Author Eric Courchesne has responded to several of the points made in this blogpost on Pubpeer: https://pubpeer.com/publications/B693366B2B51D143C713359F151F7B#5
Posts
I'm the anonymous pubpeer.
ReplyDeleteFirst a minor correction: A correct description of the interpretation of the AUROC would be "the probability that, given a random positive and negative case, the classifier would give a higher score to the positive” (where by ‘score’ I mean the output of the classifier and what is used to make the ranking for the curve). Not “the proportion correctly classified”. “How well the classifier is working” would have been fine for a lay audience.
A more important correction is that “overfitting” isn’t synonymous with “your data may be noise” (politely or otherwise). Here it means that “the classifier is too specific to the data on hand and might not generalize to new data”. This can happen even when there is a very strong signal in the data at hand. I acknowledge that the term “overfitting” can be used a bit vaguely but “noise” is not directly implied by overfitting.
Failure to generalize can still happen even without (blatant) overfitting, but overfitting in the way that the authors did makes a failure to generalize a much greater risk.
I do not doubt that the authors’ classifier works with the stated performance on their data, and they are not just picking up “noise” (at least, that’s a separate issue). The concern is that when this is tried on new data, performance will decrease. As far as I can see, their experimental design does not address this because there is no “new data” that wasn’t used in developing the final classifier.
The performance on the “held out” 65 samples is much worse unless one has the “foresight” to cherry-pick a model that does well. And that’s what the authors did as far as I can tell. This is not up to the standards of the field.
Failure to generalize has been the downfall of many (most?) biomarker searches for brain conditions. Things look great, patents are filed, companies are started, investors come. Where are all those biomarkers now?

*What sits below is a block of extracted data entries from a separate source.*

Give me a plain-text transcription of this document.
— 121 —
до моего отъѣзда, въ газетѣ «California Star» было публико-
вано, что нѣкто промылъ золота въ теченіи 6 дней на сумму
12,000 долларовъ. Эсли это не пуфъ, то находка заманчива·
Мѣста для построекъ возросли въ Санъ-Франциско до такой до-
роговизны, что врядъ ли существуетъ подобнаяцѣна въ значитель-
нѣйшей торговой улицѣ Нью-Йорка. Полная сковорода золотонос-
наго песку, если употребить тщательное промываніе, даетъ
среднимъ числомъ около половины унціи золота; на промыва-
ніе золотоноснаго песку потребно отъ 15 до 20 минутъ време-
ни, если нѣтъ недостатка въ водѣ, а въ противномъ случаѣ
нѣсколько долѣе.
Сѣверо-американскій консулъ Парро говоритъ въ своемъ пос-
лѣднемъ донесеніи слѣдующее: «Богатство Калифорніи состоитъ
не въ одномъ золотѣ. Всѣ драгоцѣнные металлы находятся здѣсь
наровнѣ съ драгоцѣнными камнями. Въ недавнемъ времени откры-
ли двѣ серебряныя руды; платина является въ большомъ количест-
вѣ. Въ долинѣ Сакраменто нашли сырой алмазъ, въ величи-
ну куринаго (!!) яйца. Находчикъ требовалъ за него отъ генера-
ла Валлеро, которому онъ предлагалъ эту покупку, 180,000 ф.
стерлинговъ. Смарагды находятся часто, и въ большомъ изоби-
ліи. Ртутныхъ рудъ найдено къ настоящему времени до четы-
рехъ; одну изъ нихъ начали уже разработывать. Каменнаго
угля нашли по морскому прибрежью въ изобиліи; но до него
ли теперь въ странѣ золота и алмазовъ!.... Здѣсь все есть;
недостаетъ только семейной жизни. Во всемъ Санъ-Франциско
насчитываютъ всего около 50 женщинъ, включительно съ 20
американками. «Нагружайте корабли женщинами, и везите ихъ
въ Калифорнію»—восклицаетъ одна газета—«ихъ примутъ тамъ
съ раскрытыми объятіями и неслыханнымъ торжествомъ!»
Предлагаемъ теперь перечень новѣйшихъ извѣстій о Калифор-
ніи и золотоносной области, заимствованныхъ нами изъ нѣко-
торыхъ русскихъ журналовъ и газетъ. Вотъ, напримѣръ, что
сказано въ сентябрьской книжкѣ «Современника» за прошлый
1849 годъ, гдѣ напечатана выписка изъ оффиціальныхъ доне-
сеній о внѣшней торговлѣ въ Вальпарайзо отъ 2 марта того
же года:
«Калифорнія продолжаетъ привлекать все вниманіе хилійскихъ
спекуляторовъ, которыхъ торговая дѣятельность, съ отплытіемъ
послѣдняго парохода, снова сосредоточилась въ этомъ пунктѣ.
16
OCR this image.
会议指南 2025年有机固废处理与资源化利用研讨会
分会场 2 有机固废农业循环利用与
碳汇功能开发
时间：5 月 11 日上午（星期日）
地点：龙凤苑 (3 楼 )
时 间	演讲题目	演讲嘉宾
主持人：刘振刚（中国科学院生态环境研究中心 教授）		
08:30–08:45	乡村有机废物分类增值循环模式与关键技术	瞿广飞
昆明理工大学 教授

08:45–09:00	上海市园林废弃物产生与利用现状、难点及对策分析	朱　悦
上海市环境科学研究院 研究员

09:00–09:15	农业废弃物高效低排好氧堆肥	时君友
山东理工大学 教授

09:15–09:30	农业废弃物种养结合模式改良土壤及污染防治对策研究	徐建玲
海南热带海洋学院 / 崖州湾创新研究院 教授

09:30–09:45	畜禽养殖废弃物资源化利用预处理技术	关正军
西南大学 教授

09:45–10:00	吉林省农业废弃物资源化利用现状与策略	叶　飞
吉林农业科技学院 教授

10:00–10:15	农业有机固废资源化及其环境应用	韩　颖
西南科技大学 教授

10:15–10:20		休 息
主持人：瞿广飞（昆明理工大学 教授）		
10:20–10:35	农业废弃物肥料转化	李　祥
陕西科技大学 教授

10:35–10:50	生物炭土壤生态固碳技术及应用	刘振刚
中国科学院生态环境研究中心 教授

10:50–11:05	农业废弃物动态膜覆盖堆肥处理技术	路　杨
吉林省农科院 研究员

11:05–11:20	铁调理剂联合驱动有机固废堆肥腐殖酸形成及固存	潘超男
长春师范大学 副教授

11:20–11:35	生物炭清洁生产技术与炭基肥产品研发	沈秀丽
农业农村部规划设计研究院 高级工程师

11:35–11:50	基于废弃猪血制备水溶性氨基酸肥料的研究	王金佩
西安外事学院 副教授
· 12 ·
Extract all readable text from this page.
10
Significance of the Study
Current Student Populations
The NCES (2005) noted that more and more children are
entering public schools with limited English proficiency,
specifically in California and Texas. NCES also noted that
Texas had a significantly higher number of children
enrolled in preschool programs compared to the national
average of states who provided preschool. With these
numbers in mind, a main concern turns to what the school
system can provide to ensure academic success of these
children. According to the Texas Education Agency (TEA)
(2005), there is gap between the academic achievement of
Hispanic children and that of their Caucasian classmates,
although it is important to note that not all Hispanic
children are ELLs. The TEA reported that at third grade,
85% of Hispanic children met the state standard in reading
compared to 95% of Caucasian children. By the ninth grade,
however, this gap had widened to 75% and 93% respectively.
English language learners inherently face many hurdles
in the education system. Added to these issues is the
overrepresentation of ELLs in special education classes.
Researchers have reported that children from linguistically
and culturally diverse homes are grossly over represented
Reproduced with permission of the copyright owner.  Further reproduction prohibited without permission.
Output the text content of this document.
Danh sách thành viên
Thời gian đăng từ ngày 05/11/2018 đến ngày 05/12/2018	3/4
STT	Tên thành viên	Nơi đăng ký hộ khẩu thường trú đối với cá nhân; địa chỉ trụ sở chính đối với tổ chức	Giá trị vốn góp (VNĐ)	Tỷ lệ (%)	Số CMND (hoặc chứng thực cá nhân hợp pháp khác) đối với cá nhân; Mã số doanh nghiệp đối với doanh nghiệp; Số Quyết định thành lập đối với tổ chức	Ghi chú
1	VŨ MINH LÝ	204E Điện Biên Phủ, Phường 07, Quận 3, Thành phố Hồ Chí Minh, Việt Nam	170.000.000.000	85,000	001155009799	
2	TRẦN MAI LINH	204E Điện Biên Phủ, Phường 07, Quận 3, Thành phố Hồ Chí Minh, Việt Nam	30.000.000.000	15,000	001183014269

We can quibble about the risk of “massive” overfitting vs. “one would expect less good performance in a completely new sample” (“less good” is just a polite way of saying “worse”?).
My point is that the issue could have been avoided (at least provisionally) if the authors had put some of their data in “escrow” to be tested on after all was said and done, and this well-understood best practice. The usual excuse is, “We wouldn’t have enough data if we did it the right way!”. Well, too bad. Science, and the autism community, deserves better.